“While everyone in America gets to cast a ballot on Election Day,” Washington Post columnist Perry Bacon, Jr., explains, “in reality rich people, corporations, foundations, politicians and other elite individuals and organizations have outsize power.”
Ah, the Washington perspective … but don’t worry, Bacon adds, “The media that those people consume is telling them clearly that the current Republican Party is a threat to the nation’s future.”
Notice he does not use the term “informing” or “educating.”
America’s major media is a pit of partisan vipers more interested in how they can spin the news to turn votes their way, than on what you, as a citizen of a democratic constitutional republic, need to know to make informed decisions your way.
Mr. Bacon remains convinced, however, that the press “still doesn’t go far enough.”

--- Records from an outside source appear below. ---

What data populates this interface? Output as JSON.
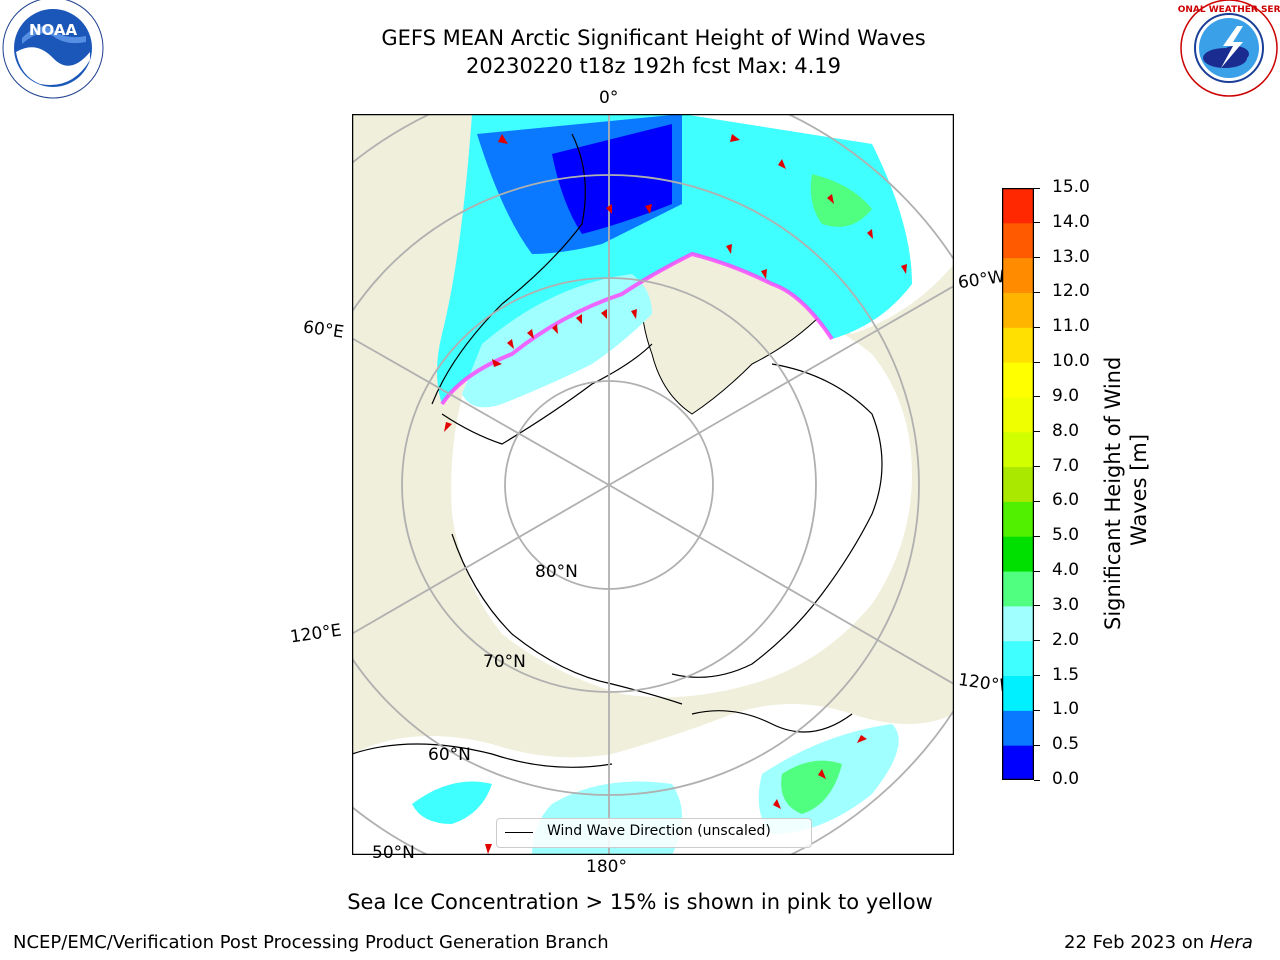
{
  "title": "GEFS MEAN Arctic Significant Height of Wind Waves",
  "subtitle": "20230220 t18z 192h fcst   Max: 4.19",
  "logos": {
    "noaa_text": "NOAA",
    "noaa_ring": "NATIONAL OCEANIC AND ATMOSPHERIC ADMINISTRATION · U.S. DEPARTMENT OF COMMERCE",
    "nws_ring": "NATIONAL WEATHER SERVICE"
  },
  "map": {
    "meridian_labels": [
      "0°",
      "60°W",
      "120°W",
      "180°",
      "120°E",
      "60°E"
    ],
    "latitude_labels": [
      "80°N",
      "70°N",
      "60°N",
      "50°N"
    ],
    "legend_label": "Wind Wave Direction (unscaled)",
    "colors": {
      "land": "#efefdb",
      "ocean_ice": "#ffffff",
      "coast": "#000000",
      "grid": "#b0b0b0",
      "arrow": "#e00000"
    }
  },
  "colorbar": {
    "label": "Significant Height of Wind Waves [m]",
    "label_lines": [
      "Significant Height of Wind",
      "Waves [m]"
    ],
    "ticks": [
      "0.0",
      "0.5",
      "1.0",
      "1.5",
      "2.0",
      "3.0",
      "4.0",
      "5.0",
      "6.0",
      "7.0",
      "8.0",
      "9.0",
      "10.0",
      "11.0",
      "12.0",
      "13.0",
      "14.0",
      "15.0"
    ],
    "colors": [
      "#0000ff",
      "#0a78ff",
      "#00f0ff",
      "#40ffff",
      "#a0ffff",
      "#50ff80",
      "#00e000",
      "#50f000",
      "#aae800",
      "#d2ff00",
      "#f0ff00",
      "#ffff00",
      "#ffe000",
      "#ffb400",
      "#ff8c00",
      "#ff5a00",
      "#ff2800"
    ]
  },
  "footer": {
    "note": "Sea Ice Concentration > 15% is shown in pink to yellow",
    "left": "NCEP/EMC/Verification Post Processing Product Generation Branch",
    "right_prefix": "22 Feb 2023 on ",
    "right_host": "Hera"
  }
}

He decries that “GOP radicalization and democracy erosion isn’t being covered extensively or aggressively by a big, important chunk of the media — the morning and nightly news shows of the big broadcast channels (NBC, CBS, ABC) …”
Can’t be serious, can he?
The columnist, like so much of the national press corps, believes in “an emboldened media.”
In fact, he is mightily disappointed that more news coverage “doesn’t implicate the GOP.” Bacon justifies the thumb on the scale because “in most cases,” he asserts, “the GOP’s behavior is far worse than the Democrats’.”
I think we’re supposed to take his word for that … or maybe already suspect as much — if well-lectured in the right universities.
Bacon’s column is headlined, “The rise of pro-democracy media.”
Close in letters, but what he and other “journalists” are calling for is Pro-Democrat Media.
This is Common Sense. I’m Paul Jacob.